Задние грузовики правильно среагировали на белый свет фонаря заднего хода и первыми начали сдавать назад. Но позади грузовиков шло много легковых машин, которые не понимали, что происходит, и пятились неохотно и медленно.
– Пулеметчики! Остановить движение на противоположной полосе!
Команда была отдана не оператору-наводчику, который управлял тридцатимиллиметровой скорострельной пушкой и спаренным с ней ПКТ[14], а двум мотострелкам, сидящим по обе стороны от водителя за пулеметами. Мотострелки с удовольствием дали по несколько очередей над крышами автомобилей.
Автоматически включилась рация – капитана вызывал комбат:
– Чанышев? Что у тебя? По какому поводу стрельба?
– Останавливаем поток машин по встречной полосе. Что-то там светится на обочине. Минутку, товарищ подполковник. Смотрю по сторонам…
Комбат молча ждал.
Перископное управление позволило быстро просмотреть в нескольких уровнях ближайшие заросли кустов и скопления камней. Никакого намека на засаду не было.
– Тепловизор никого не показывает, товарищ подполковник. Что делать будем?
– Смотреть надо…
– Я схожу…
Наличие взрывного устройства без наличия засады – это тоже возможный вариант. Но кто-то должен был активировать взрыватель в нужный момент. Впрочем, наблюдатель мог сидеть достаточно далеко и рассматривать дорогу в бинокль. Тогда и тепловизор его не определит.
– А больше некому?
– А если там радиоуправляемый взрыватель? Или с телефона активируется? Где-то сидит в горах наблюдатель, смотрит в бинокль. Номер набрал и ждет, когда кто-то подойдет или подъедет, чтобы только кнопку вызова нажать…
– Я про то и говорю…
– Кого я могу туда послать, зная, как это опасно?.. Нет, товарищ подполковник. Я сам…

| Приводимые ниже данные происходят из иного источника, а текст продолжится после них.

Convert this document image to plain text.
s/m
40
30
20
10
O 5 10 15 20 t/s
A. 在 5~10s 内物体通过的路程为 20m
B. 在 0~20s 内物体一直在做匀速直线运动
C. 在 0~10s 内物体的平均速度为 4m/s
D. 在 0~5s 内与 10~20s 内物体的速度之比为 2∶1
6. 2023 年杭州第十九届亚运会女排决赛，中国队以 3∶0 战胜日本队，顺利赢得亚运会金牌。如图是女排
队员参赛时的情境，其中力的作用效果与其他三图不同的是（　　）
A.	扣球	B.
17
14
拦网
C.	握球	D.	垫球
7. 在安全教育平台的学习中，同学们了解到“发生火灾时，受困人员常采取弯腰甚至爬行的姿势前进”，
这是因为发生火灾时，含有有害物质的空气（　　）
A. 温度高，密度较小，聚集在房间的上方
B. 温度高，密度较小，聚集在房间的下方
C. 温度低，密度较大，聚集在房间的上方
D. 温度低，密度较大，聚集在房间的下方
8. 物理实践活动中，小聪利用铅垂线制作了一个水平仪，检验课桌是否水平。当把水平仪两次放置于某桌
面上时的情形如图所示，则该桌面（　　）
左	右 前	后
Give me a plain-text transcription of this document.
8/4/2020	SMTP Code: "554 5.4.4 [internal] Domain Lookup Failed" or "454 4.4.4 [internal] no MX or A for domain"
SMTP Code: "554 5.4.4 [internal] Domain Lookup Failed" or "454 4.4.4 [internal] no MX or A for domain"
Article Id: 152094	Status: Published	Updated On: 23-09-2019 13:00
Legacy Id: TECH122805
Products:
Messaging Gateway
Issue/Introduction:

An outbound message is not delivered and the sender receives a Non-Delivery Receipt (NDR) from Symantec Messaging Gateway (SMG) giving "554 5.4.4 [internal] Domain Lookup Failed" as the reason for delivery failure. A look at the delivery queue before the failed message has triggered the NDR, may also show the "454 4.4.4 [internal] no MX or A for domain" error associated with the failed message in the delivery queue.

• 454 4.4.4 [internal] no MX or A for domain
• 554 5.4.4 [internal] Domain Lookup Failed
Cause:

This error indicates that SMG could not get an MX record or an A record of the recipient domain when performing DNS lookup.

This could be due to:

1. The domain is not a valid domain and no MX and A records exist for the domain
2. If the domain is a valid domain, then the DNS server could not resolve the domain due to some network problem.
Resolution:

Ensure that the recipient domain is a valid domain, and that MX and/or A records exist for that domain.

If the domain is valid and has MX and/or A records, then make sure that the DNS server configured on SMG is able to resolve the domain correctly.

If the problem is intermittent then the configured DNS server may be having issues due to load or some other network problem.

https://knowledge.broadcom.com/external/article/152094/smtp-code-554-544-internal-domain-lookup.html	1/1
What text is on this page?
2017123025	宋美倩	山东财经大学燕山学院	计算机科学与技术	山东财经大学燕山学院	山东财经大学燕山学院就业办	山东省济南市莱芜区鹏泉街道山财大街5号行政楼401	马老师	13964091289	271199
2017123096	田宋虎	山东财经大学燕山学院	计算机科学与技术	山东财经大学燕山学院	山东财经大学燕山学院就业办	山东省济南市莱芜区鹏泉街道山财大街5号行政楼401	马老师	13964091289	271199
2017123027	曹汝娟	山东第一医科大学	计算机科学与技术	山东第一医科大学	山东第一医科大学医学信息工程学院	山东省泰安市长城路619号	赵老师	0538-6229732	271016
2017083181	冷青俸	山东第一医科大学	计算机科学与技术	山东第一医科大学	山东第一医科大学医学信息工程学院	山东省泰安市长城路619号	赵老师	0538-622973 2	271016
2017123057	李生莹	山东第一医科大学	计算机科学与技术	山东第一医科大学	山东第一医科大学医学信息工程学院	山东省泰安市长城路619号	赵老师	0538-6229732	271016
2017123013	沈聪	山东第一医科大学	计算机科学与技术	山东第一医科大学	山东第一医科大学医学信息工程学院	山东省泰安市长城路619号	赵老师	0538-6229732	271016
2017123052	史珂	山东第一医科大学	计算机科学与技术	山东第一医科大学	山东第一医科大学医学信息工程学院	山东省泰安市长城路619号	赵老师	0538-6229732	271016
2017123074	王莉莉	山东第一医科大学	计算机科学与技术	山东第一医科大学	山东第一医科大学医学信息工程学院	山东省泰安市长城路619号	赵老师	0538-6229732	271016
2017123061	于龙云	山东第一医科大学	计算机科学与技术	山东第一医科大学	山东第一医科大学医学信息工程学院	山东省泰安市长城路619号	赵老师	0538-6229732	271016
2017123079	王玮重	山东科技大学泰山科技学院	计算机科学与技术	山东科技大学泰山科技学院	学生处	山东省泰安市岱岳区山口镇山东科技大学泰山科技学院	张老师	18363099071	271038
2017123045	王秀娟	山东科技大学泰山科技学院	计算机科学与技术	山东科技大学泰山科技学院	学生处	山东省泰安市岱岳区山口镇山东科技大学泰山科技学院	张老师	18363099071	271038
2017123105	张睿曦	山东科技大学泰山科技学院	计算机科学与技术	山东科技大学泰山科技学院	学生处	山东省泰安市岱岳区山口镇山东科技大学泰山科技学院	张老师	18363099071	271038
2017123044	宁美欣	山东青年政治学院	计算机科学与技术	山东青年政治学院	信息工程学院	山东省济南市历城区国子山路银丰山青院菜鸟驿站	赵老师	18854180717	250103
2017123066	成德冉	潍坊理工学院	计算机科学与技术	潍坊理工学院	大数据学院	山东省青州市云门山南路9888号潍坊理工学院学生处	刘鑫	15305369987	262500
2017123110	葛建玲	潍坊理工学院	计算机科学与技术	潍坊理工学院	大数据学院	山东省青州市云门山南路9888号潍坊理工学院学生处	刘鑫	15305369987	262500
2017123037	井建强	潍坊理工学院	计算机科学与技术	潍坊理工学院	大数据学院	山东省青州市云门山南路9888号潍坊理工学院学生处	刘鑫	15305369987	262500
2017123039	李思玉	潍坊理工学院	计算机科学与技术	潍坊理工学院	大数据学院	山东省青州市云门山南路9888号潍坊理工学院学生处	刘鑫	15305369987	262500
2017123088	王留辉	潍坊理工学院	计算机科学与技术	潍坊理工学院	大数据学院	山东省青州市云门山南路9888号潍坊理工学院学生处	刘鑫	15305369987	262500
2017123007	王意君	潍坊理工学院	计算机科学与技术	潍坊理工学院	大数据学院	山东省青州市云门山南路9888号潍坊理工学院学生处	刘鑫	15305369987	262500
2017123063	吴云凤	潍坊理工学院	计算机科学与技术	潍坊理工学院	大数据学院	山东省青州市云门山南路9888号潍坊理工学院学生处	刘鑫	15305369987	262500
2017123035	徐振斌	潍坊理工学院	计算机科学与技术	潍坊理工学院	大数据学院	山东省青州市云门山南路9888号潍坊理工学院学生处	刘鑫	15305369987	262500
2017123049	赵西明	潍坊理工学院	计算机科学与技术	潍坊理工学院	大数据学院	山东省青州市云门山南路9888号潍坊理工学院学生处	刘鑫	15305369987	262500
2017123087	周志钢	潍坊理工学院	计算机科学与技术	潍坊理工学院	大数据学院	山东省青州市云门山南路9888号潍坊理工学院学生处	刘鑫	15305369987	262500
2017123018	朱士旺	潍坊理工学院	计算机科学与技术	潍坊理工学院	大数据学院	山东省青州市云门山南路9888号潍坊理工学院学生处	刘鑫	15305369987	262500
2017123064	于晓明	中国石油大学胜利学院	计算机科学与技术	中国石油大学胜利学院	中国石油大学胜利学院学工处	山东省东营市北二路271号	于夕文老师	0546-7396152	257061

«Рысь» уже застыла в неподвижности. Капитан отключился от системы внутренней связи, открыл верхний командирский люк, выбрался на броню и спрыгнул на обочину. Движение на противоположной полосе прекратилось точно так же, как и на попутной. Пулеметные очереди свое дело сделали. Чанышев побежал к замеченному месту, ожидая каждую секунду, как вздрогнут под ногами земля и асфальт, а потом по нарастающей поднимется и грохот взрыва. Но взрыва не произошло. Обочина заросла высокой травой, и рассмотреть что-то издали было невозможно, пришлось подойти вплотную, посмотреть, наклонившись, с дороги и сразу после этого побежать назад.
– Первый, я Второй.
– Я Первый. Слушаю, – отозвался Разумовский.